The model-making combines all of Philip’s loves from bridge-building to painting and photography. He started recording the landscape’s progression in 1975 and now is fully immersed in digital photography which adds wisps of smoke to make the scenes even more lifelike.
In model railway circles, Amberdale has long been regarded as up there with the best, and now Philip’s pictures have been brought together in a book which takes its readers on a journey through the dale and back through time. In his commentary, he mixes references to well known poems with his own memories.
“Long sunny summer holiday days with bikes, shorts and sandwiches, beside and in the river, looking up as the familiar trains passed by,” he writes. “We put pennies on the line but were chased off by the nearby crossing keeper.”
The 4mm to a foot model is, after 63 years, nearly complete. “I am still pottering about with it. There are still bits to do,” he says. “Will I finally get round to fitting out Amber Mills with spinning frames and carding machines? It has been on the action list for 20 years at least.”
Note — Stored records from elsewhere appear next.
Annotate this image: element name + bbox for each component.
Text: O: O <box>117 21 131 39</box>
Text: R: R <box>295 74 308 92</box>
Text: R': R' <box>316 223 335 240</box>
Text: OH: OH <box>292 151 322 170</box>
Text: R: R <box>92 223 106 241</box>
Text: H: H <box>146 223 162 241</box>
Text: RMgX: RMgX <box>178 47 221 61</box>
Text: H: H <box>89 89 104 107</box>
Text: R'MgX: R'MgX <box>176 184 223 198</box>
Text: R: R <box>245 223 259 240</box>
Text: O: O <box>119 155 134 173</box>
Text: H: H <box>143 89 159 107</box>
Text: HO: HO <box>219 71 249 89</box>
It can wait because life in Amberdale is conducted at a very different pace to today. It comes from a time when the porter at a rural station could slope off for a midday snooze, when there were milk maids working in the fields, when honeysuckle grew over the porch and clematis climbed up the ivy, and when the beer in the White Swan would not be cold and fizzy but warm and flat – just as the Captain liked it when he finally made it to his favourite perch by the bar.
lAmberdale and the Railway Which Runs Through It, by Philip Harvey (Fonthill Media, £20) is available from the Castle Hill Bookshop in Richmond, through the publisher’s website or via Amazon.